14. Thus, in the case on hand, fixed deposit of Rs. 1,00,00,000/ for a period of six months in the name of the complainant and to keep the FDR with the investigating office Rs. r as a condition precedent for grant of anticipatory bail is evidently onerous and unreasonable. It must be remembered that the Court has not even come to the conclusion whether the allegations made are true or not which can only be ascertained after completion of trial. Certainly, in no words are we suggesting that the power to impose a condition of this nature is totally excluded, even in cases of cheating, electricity pilferage, whitecollar crimes or chit fund scams etc.
15. The words “any condition” used in the provision should not be regarded as conferring absolute power on a Court of law to impose any condition that it chooses to impose. Any condition has to be interpreted as a reasonable condition acceptable in the facts permissible in the circumstance and effective in the pragmatic sense and should not defeat the order of grant of bail. We are of the view that the present facts and circumstances of the case do not warrant such extreme condition to be imposed.”
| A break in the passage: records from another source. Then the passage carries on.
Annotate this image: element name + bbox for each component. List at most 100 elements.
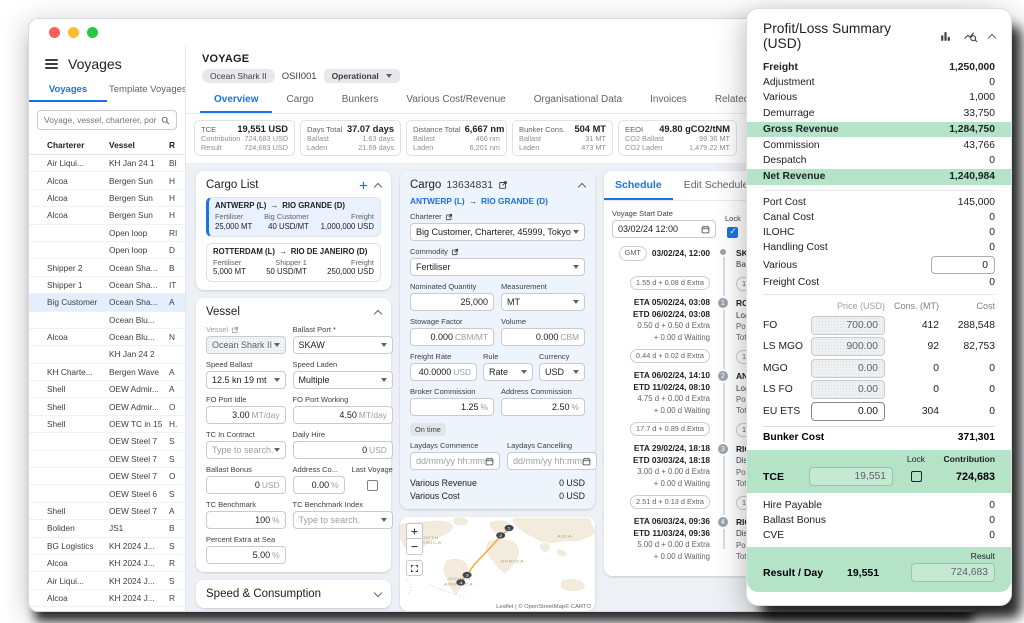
rule-select[interactable]: Rate [483, 363, 533, 381]
voyage-list-row[interactable]: ShellOEW Admir...O [29, 398, 185, 415]
external-link-icon[interactable] [445, 213, 453, 221]
nominated-quantity-field[interactable]: 25,000 [410, 293, 494, 311]
bar-chart-icon[interactable] [939, 30, 952, 43]
voyage-list-row[interactable]: ShellOEW Admir...A [29, 381, 185, 398]
currency-select[interactable]: USD [539, 363, 585, 381]
cargo-list-item[interactable]: ROTTERDAM (L)→RIO DE JANEIRO (D)Fertilis… [206, 243, 381, 283]
tab-various-cost-revenue[interactable]: Various Cost/Revenue [392, 88, 519, 113]
hamburger-menu-icon[interactable] [45, 59, 58, 69]
add-cargo-icon[interactable] [358, 180, 369, 191]
voyage-list-row[interactable]: Ocean Blu... [29, 312, 185, 329]
voyage-list-row[interactable]: Open loopD [29, 242, 185, 259]
chevron-down-icon[interactable] [374, 589, 382, 597]
voyage-list-row[interactable]: Air Liqui...KH 2024 J...S [29, 572, 185, 589]
collapse-icon[interactable] [988, 33, 996, 41]
map-zoom-out-button[interactable] [406, 539, 423, 555]
address-commission-field[interactable]: 0.00% [293, 476, 345, 494]
status-dropdown[interactable]: Operational [324, 69, 400, 83]
address-commission-field[interactable]: 2.50% [501, 398, 585, 416]
speed-laden-select[interactable]: Multiple [293, 371, 393, 389]
daily-hire-field[interactable]: 0USD [293, 441, 393, 459]
voyage-list-row[interactable]: KH Jan 24 2 [29, 346, 185, 363]
tab-invoices[interactable]: Invoices [636, 88, 701, 113]
map-fullscreen-button[interactable] [406, 560, 423, 576]
broker-commission-field[interactable]: 1.25% [410, 398, 494, 416]
map-marker-4[interactable]: 4 [459, 581, 462, 586]
laydays-commence-field[interactable]: dd/mm/yy hh:mm [410, 452, 500, 470]
tce-lock-checkbox[interactable] [911, 471, 922, 482]
voyage-list-row[interactable]: AlcoaOcean Blu...N [29, 329, 185, 346]
voyage-list-row[interactable]: BG LogisticsKH 2024 J...S [29, 538, 185, 555]
tab-cargo[interactable]: Cargo [272, 88, 327, 113]
collapse-icon[interactable] [374, 182, 382, 190]
calendar-icon[interactable] [582, 457, 591, 466]
trend-analysis-icon[interactable] [963, 30, 978, 43]
voyage-search-input[interactable] [44, 115, 157, 125]
map-marker-1[interactable]: 1 [507, 526, 510, 531]
voyage-list-row[interactable]: Open loopRI [29, 225, 185, 242]
map-marker-2[interactable]: 2 [499, 534, 502, 539]
commodity-select[interactable]: Fertiliser [410, 258, 585, 276]
voyage-list-row[interactable]: BolidenJS1B [29, 520, 185, 537]
voyage-list-row[interactable]: ShellOEW TC in 15H. [29, 416, 185, 433]
result-input[interactable]: 724,683 [911, 563, 995, 582]
voyage-list-row[interactable]: KH Charte...Bergen WaveA [29, 364, 185, 381]
tab-bunkers[interactable]: Bunkers [328, 88, 393, 113]
percent-extra-field[interactable]: 5.00% [206, 546, 286, 564]
load-port-link[interactable]: ANTWERP (L) [410, 196, 465, 206]
voyage-search-box[interactable] [37, 110, 177, 130]
tc-in-contract-select[interactable]: Type to search. [206, 441, 286, 459]
stowage-factor-field[interactable]: 0.000CBM/MT [410, 328, 494, 346]
sidebar-tab-template-voyages[interactable]: Template Voyages [107, 78, 185, 102]
freight-rate-field[interactable]: 40.0000USD [410, 363, 477, 381]
map-zoom-in-button[interactable] [406, 523, 423, 539]
calendar-icon[interactable] [701, 225, 710, 234]
voyage-start-date-field[interactable]: 03/02/24 12:00 [612, 220, 716, 238]
bunker-price-input[interactable]: 0.00 [811, 402, 885, 421]
voyage-list-row[interactable]: ShellOEW Steel 7A [29, 503, 185, 520]
speed-consumption-panel[interactable]: Speed & Consumption [196, 580, 391, 608]
discharge-port-link[interactable]: RIO GRANDE (D) [481, 196, 548, 206]
tce-input[interactable]: 19,551 [809, 467, 893, 486]
external-link-icon[interactable] [451, 248, 459, 256]
voyage-list-row[interactable]: AlcoaBergen SunH [29, 172, 185, 189]
tab-organisational-data[interactable]: Organisational Data [520, 88, 636, 113]
map-attribution[interactable]: Leaflet | © OpenStreetMap© CARTO [494, 604, 593, 610]
voyage-list-row[interactable]: Big CustomerOcean Sha...A [29, 294, 185, 311]
voyage-list-row[interactable]: AlcoaBergen SunH [29, 190, 185, 207]
tab-overview[interactable]: Overview [200, 88, 272, 113]
schedule-tab-schedule[interactable]: Schedule [604, 171, 673, 200]
map-marker-3[interactable]: 3 [465, 573, 468, 578]
cargo-list-item[interactable]: ANTWERP (L)→RIO GRANDE (D)Fertiliser25,0… [206, 197, 381, 237]
measurement-select[interactable]: MT [501, 293, 585, 311]
pl-various-input[interactable]: 0 [931, 256, 995, 274]
charterer-select[interactable]: Big Customer, Charterer, 45999, Tokyo [410, 223, 585, 241]
zoom-window-icon[interactable] [87, 27, 98, 38]
ballast-port-select[interactable]: SKAW [293, 336, 393, 354]
close-window-icon[interactable] [49, 27, 60, 38]
voyage-list-row[interactable]: OEW Steel 7O [29, 468, 185, 485]
minimize-window-icon[interactable] [68, 27, 79, 38]
collapse-icon[interactable] [374, 309, 382, 317]
voyage-list-row[interactable]: OEW Steel 7S [29, 433, 185, 450]
ballast-bonus-field[interactable]: 0USD [206, 476, 286, 494]
last-voyage-checkbox[interactable] [367, 480, 378, 491]
voyage-list-row[interactable]: Air Liqui...KH Jan 24 1BI [29, 155, 185, 172]
route-map[interactable]: NORTH AMERICA SOUTH AMERICA AFRICA ASIA … [400, 517, 595, 611]
tc-benchmark-field[interactable]: 100% [206, 511, 286, 529]
voyage-list-row[interactable]: AlcoaBergen SunH [29, 207, 185, 224]
collapse-icon[interactable] [578, 182, 586, 190]
voyage-list-row[interactable]: OEW Steel 6S [29, 485, 185, 502]
voyage-list-row[interactable]: AlcoaKH 2024 J...R [29, 590, 185, 607]
voyage-list-row[interactable]: OEW Steel 7S [29, 451, 185, 468]
external-link-icon[interactable] [231, 326, 239, 334]
schedule-lock-checkbox[interactable] [727, 227, 738, 238]
vessel-select[interactable]: Ocean Shark II [206, 336, 286, 354]
speed-ballast-select[interactable]: 12.5 kn 19 mt [206, 371, 286, 389]
fo-port-idle-field[interactable]: 3.00MT/day [206, 406, 286, 424]
external-link-icon[interactable] [498, 180, 508, 190]
sidebar-tab-voyages[interactable]: Voyages [29, 78, 107, 102]
voyage-list-row[interactable]: Shipper 1Ocean Sha...IT [29, 277, 185, 294]
laydays-cancelling-field[interactable]: dd/mm/yy hh:mm [507, 452, 597, 470]
tc-benchmark-index-select[interactable]: Type to search. [293, 511, 393, 529]
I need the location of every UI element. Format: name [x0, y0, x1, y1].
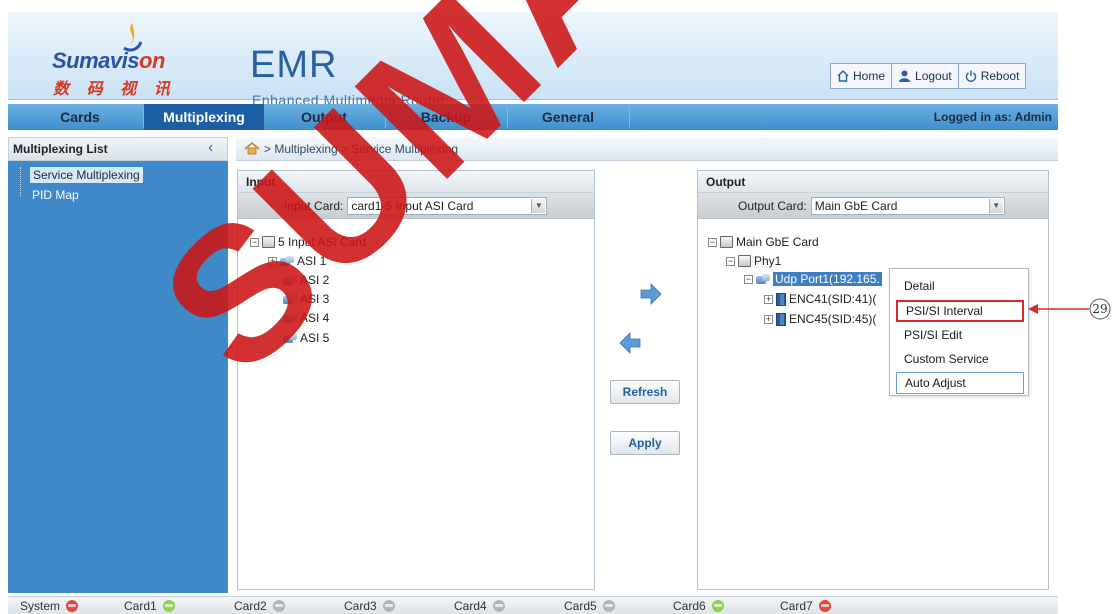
card-icon	[720, 236, 733, 248]
status-card2: Card2	[234, 599, 285, 613]
menu-item-auto-adjust[interactable]: Auto Adjust	[896, 372, 1024, 394]
tree-connector	[20, 167, 21, 197]
home-icon	[837, 70, 849, 82]
status-card5: Card5	[564, 599, 615, 613]
sidebar: Service Multiplexing PID Map	[8, 161, 228, 593]
tree-node-asi-3[interactable]: ASI 3	[283, 292, 329, 306]
status-led-icon	[66, 600, 79, 612]
tab-output[interactable]: Output	[264, 104, 384, 130]
collapse-sidebar-icon[interactable]: ‹	[208, 140, 213, 156]
port-icon	[283, 332, 297, 344]
tree-node-enc45[interactable]: + ENC45(SID:45)(	[764, 312, 876, 326]
main-nav: Cards Multiplexing Output Backup General…	[8, 104, 1058, 130]
status-led-icon	[711, 600, 724, 612]
status-system: System	[20, 599, 79, 613]
tree-node-enc41[interactable]: + ENC41(SID:41)(	[764, 292, 876, 306]
chevron-down-icon: ▼	[531, 198, 546, 213]
status-led-icon	[818, 600, 831, 612]
product-title: EMR	[250, 44, 338, 86]
status-led-icon	[272, 600, 285, 612]
card-icon	[738, 255, 751, 267]
collapse-icon[interactable]: −	[708, 237, 717, 247]
output-card-select[interactable]: Main GbE Card ▼	[810, 196, 1005, 215]
tree-node-udp-port[interactable]: − Udp Port1(192.165.	[744, 272, 882, 286]
menu-item-detail[interactable]: Detail	[896, 275, 1024, 297]
input-card-label: Input Card:	[284, 198, 344, 213]
status-led-icon	[602, 600, 615, 612]
header-buttons: Home Logout Reboot	[830, 63, 1027, 89]
home-button[interactable]: Home	[831, 64, 893, 88]
power-icon	[965, 70, 976, 82]
emr-app: Sumavison 数 码 视 讯 EMR Enhanced Multimedi…	[0, 0, 1058, 614]
service-icon	[776, 292, 786, 306]
card-icon	[262, 236, 275, 248]
menu-item-psi-si-edit[interactable]: PSI/SI Edit	[896, 324, 1024, 346]
collapse-icon[interactable]: −	[744, 274, 753, 284]
header: Sumavison 数 码 视 讯 EMR Enhanced Multimedi…	[8, 12, 1058, 108]
port-icon	[756, 273, 770, 285]
expand-icon[interactable]: +	[268, 256, 277, 266]
expand-icon[interactable]: +	[764, 294, 773, 304]
collapse-icon[interactable]: −	[726, 256, 735, 266]
status-card1: Card1	[124, 599, 175, 613]
refresh-button[interactable]: Refresh	[610, 380, 680, 404]
port-icon	[283, 274, 297, 286]
sidebar-title: Multiplexing List	[8, 137, 228, 161]
port-icon	[283, 312, 297, 324]
status-card3: Card3	[344, 599, 395, 613]
service-icon	[776, 312, 786, 326]
breadcrumb-path: > Multiplexing > Service Multiplexing	[264, 141, 459, 156]
home-icon[interactable]	[244, 142, 260, 155]
brand-logo-cn: 数 码 视 讯	[53, 79, 176, 98]
reboot-button[interactable]: Reboot	[959, 64, 1026, 88]
chevron-down-icon: ▼	[988, 198, 1003, 213]
tab-multiplexing[interactable]: Multiplexing	[144, 104, 264, 130]
status-led-icon	[382, 600, 395, 612]
collapse-icon[interactable]: −	[250, 237, 259, 247]
logout-button[interactable]: Logout	[892, 64, 959, 88]
status-card4: Card4	[454, 599, 505, 613]
tree-node-phy1[interactable]: − Phy1	[726, 254, 781, 268]
input-card-select[interactable]: card1-5 Input ASI Card ▼	[347, 196, 548, 215]
brand-logo: Sumavison	[52, 48, 165, 73]
tree-node-output-card[interactable]: − Main GbE Card	[708, 235, 819, 249]
status-led-icon	[492, 600, 505, 612]
tab-cards[interactable]: Cards	[20, 104, 140, 130]
status-card7: Card7	[780, 599, 831, 613]
arrow-left-icon[interactable]	[619, 332, 641, 354]
callout-number: 29	[1092, 302, 1108, 316]
sidebar-item-service-multiplexing[interactable]: Service Multiplexing	[30, 167, 143, 183]
tree-node-asi-1[interactable]: + ASI 1	[268, 254, 326, 268]
apply-button[interactable]: Apply	[610, 431, 680, 455]
port-icon	[280, 255, 294, 267]
arrow-right-icon[interactable]	[640, 283, 662, 305]
status-led-icon	[162, 600, 175, 612]
user-icon	[899, 70, 911, 82]
menu-item-custom-service[interactable]: Custom Service	[896, 348, 1024, 370]
output-panel-title: Output	[698, 171, 1048, 193]
input-panel: Input Input Card: card1-5 Input ASI Card…	[237, 170, 595, 590]
port-icon	[283, 293, 297, 305]
context-menu: Detail PSI/SI Interval PSI/SI Edit Custo…	[889, 268, 1029, 396]
tree-node-asi-5[interactable]: ASI 5	[283, 331, 329, 345]
input-card-row: Input Card: card1-5 Input ASI Card ▼	[238, 193, 594, 219]
status-card6: Card6	[673, 599, 724, 613]
breadcrumb: > Multiplexing > Service Multiplexing	[236, 137, 1058, 161]
status-bar: System Card1 Card2 Card3 Card4 Card5 Car…	[8, 596, 1058, 614]
tab-general[interactable]: General	[508, 104, 628, 130]
tree-node-asi-4[interactable]: ASI 4	[283, 311, 329, 325]
logged-in-status: Logged in as: Admin	[933, 110, 1052, 124]
output-card-label: Output Card:	[738, 198, 807, 213]
tree-node-input-card[interactable]: − 5 Input ASI Card	[250, 235, 366, 249]
nav-divider	[629, 106, 630, 128]
tree-node-asi-2[interactable]: ASI 2	[283, 273, 329, 287]
output-card-row: Output Card: Main GbE Card ▼	[698, 193, 1048, 219]
tab-backup[interactable]: Backup	[386, 104, 506, 130]
sidebar-item-pid-map[interactable]: PID Map	[32, 188, 79, 202]
expand-icon[interactable]: +	[764, 314, 773, 324]
menu-item-psi-si-interval[interactable]: PSI/SI Interval	[896, 300, 1024, 322]
input-panel-title: Input	[238, 171, 594, 193]
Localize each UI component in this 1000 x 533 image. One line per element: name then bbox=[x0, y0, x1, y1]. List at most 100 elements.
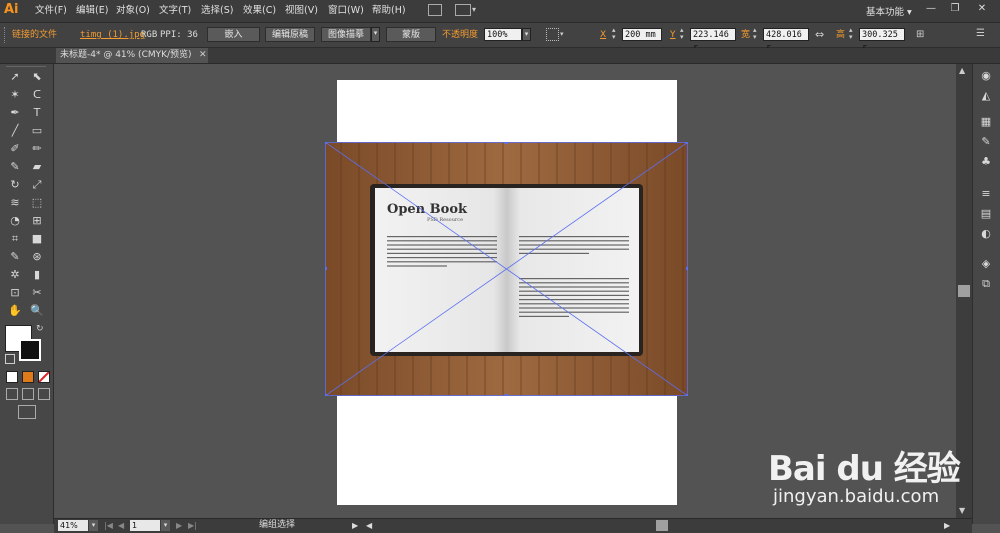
document-tab[interactable]: 未标题-4* @ 41% (CMYK/预览) bbox=[56, 48, 208, 63]
rectangle-tool-icon[interactable]: ▭ bbox=[29, 123, 45, 139]
arrange-dropdown-icon[interactable]: ▾ bbox=[472, 5, 476, 14]
color-guide-icon[interactable]: ◭ bbox=[978, 88, 994, 104]
height-label[interactable]: 高 bbox=[836, 29, 845, 41]
status-menu-icon[interactable]: ▶ bbox=[352, 520, 358, 531]
close-window-button[interactable]: ✕ bbox=[975, 2, 989, 16]
horizontal-scroll-thumb[interactable] bbox=[656, 520, 668, 531]
y-stepper-icon[interactable]: ▴ ▾ bbox=[680, 27, 684, 41]
x-label[interactable]: X bbox=[600, 29, 606, 41]
page-input[interactable]: 1 bbox=[130, 520, 160, 531]
y-input[interactable]: 223.146 r bbox=[690, 28, 736, 53]
arrange-documents-icon[interactable] bbox=[455, 4, 471, 16]
default-colors-icon[interactable] bbox=[5, 354, 15, 364]
screen-mode-icon[interactable] bbox=[18, 405, 36, 419]
scroll-up-icon[interactable]: ▲ bbox=[959, 66, 965, 75]
opacity-dropdown[interactable]: ▾ bbox=[522, 28, 531, 41]
mesh-icon[interactable]: ⌗ bbox=[7, 231, 23, 247]
workspace-switcher[interactable]: 基本功能 ▾ bbox=[866, 4, 912, 18]
bridge-icon[interactable] bbox=[428, 4, 442, 16]
artboards-panel-icon[interactable]: ⧉ bbox=[978, 276, 994, 292]
minimize-button[interactable]: — bbox=[924, 2, 938, 16]
eyedropper-icon[interactable]: ✎ bbox=[7, 249, 23, 265]
column-graph-icon[interactable]: ▮ bbox=[29, 267, 45, 283]
gradient-panel-icon[interactable]: ▤ bbox=[978, 206, 994, 222]
brushes-panel-icon[interactable]: ✎ bbox=[978, 134, 994, 150]
swatches-panel-icon[interactable]: ▦ bbox=[978, 114, 994, 130]
prev-page-icon[interactable]: ◀ bbox=[118, 520, 124, 531]
menu-window[interactable]: 窗口(W) bbox=[328, 4, 364, 18]
paintbrush-icon[interactable]: ✐ bbox=[7, 141, 23, 157]
magic-wand-icon[interactable]: ✶ bbox=[7, 87, 23, 103]
stroke-panel-icon[interactable]: ≡ bbox=[978, 186, 994, 202]
blend-icon[interactable]: ⊛ bbox=[29, 249, 45, 265]
selection-tool-icon[interactable]: ➚ bbox=[7, 69, 23, 85]
transparency-panel-icon[interactable]: ◐ bbox=[978, 226, 994, 242]
image-trace-button[interactable]: 图像描摹 bbox=[321, 27, 371, 42]
height-stepper-icon[interactable]: ▴ ▾ bbox=[849, 27, 853, 41]
linked-filename-link[interactable]: timg (1).jpg bbox=[80, 29, 145, 41]
menu-edit[interactable]: 编辑(E) bbox=[76, 4, 108, 18]
stroke-swatch[interactable] bbox=[19, 339, 41, 361]
menu-type[interactable]: 文字(T) bbox=[159, 4, 191, 18]
direct-selection-tool-icon[interactable]: ⬉ bbox=[29, 69, 45, 85]
reference-dropdown-icon[interactable]: ▾ bbox=[560, 30, 564, 38]
reference-point-icon[interactable] bbox=[546, 28, 559, 41]
none-mode-icon[interactable] bbox=[38, 371, 50, 383]
zoom-dropdown[interactable]: ▾ bbox=[89, 520, 98, 531]
free-transform-icon[interactable]: ⬚ bbox=[29, 195, 45, 211]
lasso-icon[interactable]: ᑕ bbox=[29, 87, 45, 103]
pencil-icon[interactable]: ✏ bbox=[29, 141, 45, 157]
zoom-input[interactable]: 41% bbox=[58, 520, 88, 531]
draw-normal-icon[interactable] bbox=[6, 388, 18, 400]
line-tool-icon[interactable]: ╱ bbox=[7, 123, 23, 139]
mask-button[interactable]: 蒙版 bbox=[386, 27, 436, 42]
draw-behind-icon[interactable] bbox=[22, 388, 34, 400]
vertical-scroll-thumb[interactable] bbox=[958, 285, 970, 297]
type-tool-icon[interactable]: T bbox=[29, 105, 45, 121]
shape-builder-icon[interactable]: ◔ bbox=[7, 213, 23, 229]
height-input[interactable]: 300.325 r bbox=[859, 28, 905, 53]
symbols-panel-icon[interactable]: ♣ bbox=[978, 154, 994, 170]
scroll-left-icon[interactable]: ◀ bbox=[366, 520, 372, 531]
hand-icon[interactable]: ✋ bbox=[7, 303, 23, 319]
artboard-icon[interactable]: ⊡ bbox=[7, 285, 23, 301]
color-mode-icon[interactable] bbox=[6, 371, 18, 383]
scale-icon[interactable]: ⤢ bbox=[29, 177, 45, 193]
align-icon[interactable]: ⊞ bbox=[916, 29, 924, 40]
menu-object[interactable]: 对象(O) bbox=[116, 4, 150, 18]
eraser-icon[interactable]: ▰ bbox=[29, 159, 45, 175]
perspective-grid-icon[interactable]: ⊞ bbox=[29, 213, 45, 229]
linked-file-label[interactable]: 链接的文件 bbox=[12, 29, 57, 41]
close-tab-icon[interactable]: ✕ bbox=[199, 48, 207, 63]
menu-effect[interactable]: 效果(C) bbox=[243, 4, 276, 18]
width-stepper-icon[interactable]: ▴ ▾ bbox=[753, 27, 757, 41]
warp-icon[interactable]: ≋ bbox=[7, 195, 23, 211]
slice-icon[interactable]: ✂ bbox=[29, 285, 45, 301]
image-trace-dropdown[interactable]: ▾ bbox=[371, 27, 380, 42]
color-panel-icon[interactable]: ◉ bbox=[978, 68, 994, 84]
menu-help[interactable]: 帮助(H) bbox=[372, 4, 406, 18]
x-input[interactable]: 200 mm bbox=[622, 28, 662, 41]
gradient-mode-icon[interactable] bbox=[22, 371, 34, 383]
placed-image[interactable]: Open Book PSD Resource bbox=[325, 142, 688, 396]
layers-panel-icon[interactable]: ◈ bbox=[978, 256, 994, 272]
panel-menu-icon[interactable]: ☰ bbox=[976, 28, 985, 39]
restore-button[interactable]: ❐ bbox=[948, 2, 962, 16]
menu-view[interactable]: 视图(V) bbox=[285, 4, 318, 18]
opacity-label[interactable]: 不透明度 bbox=[442, 29, 478, 41]
width-input[interactable]: 428.016 r bbox=[763, 28, 809, 53]
y-label[interactable]: Y bbox=[670, 29, 676, 41]
blob-brush-icon[interactable]: ✎ bbox=[7, 159, 23, 175]
pen-tool-icon[interactable]: ✒ bbox=[7, 105, 23, 121]
next-page-icon[interactable]: ▶ bbox=[176, 520, 182, 531]
zoom-icon[interactable]: 🔍 bbox=[29, 303, 45, 319]
menu-file[interactable]: 文件(F) bbox=[35, 4, 67, 18]
page-dropdown[interactable]: ▾ bbox=[161, 520, 170, 531]
x-stepper-icon[interactable]: ▴ ▾ bbox=[612, 27, 616, 41]
menu-select[interactable]: 选择(S) bbox=[201, 4, 233, 18]
edit-original-button[interactable]: 编辑原稿 bbox=[265, 27, 315, 42]
link-proportions-icon[interactable]: ⇔ bbox=[815, 28, 824, 41]
embed-button[interactable]: 嵌入 bbox=[207, 27, 260, 42]
opacity-input[interactable]: 100% bbox=[484, 28, 522, 41]
scroll-right-icon[interactable]: ▶ bbox=[944, 520, 950, 531]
15. It is quite vivid from the principle of law laid down by their Lordships of the Supreme Court in abovestated judgments (supra) that while granting bail condition imposed should be not be stringent and it should be reasonable, otherwise, it would amount to denial of bail and that further amount to denial and deprivation of personal liberty of the accused violating his constitutional right guaranteed under Article 21 of the Constitution of India.
16. Reverting to the facts of the present case in the light of principle of law laid down by the Supreme Court in the abovestated judgments (supra), it is quite vivid that in the instant case, though the accused has been admitted to the privilege of bail under Section 437 of the CrPC and he is only a small agriculturist, yet stringent and onerous condition of furnishing bank guarantee of ₹ 2,00,000/ was imposed by the trial Magistrate though that has partly been modified by the revisional Court from ₹ 2,00,000/ to ₹ 1,00,000/, but still condition of furnishing bank guarantee of ₹ 1,00,000/ is stringent and excessively onerous condition, which cannot be said to be reasonable condition for grant of bail in the light of aforesaid mandate of the Supreme Court noticed hereinabove.
17. Accordingly, the condition imposing bank guarantee of ₹ 1,00,000/ is hereby set aside and the accused will be released forthwith on bail on furnishing bail bond of ₹ 20,000/ to the satisfaction of the trial Court.
18. The petition under Section 482 of the CrPC is allowed to the extent indicated hereinabove.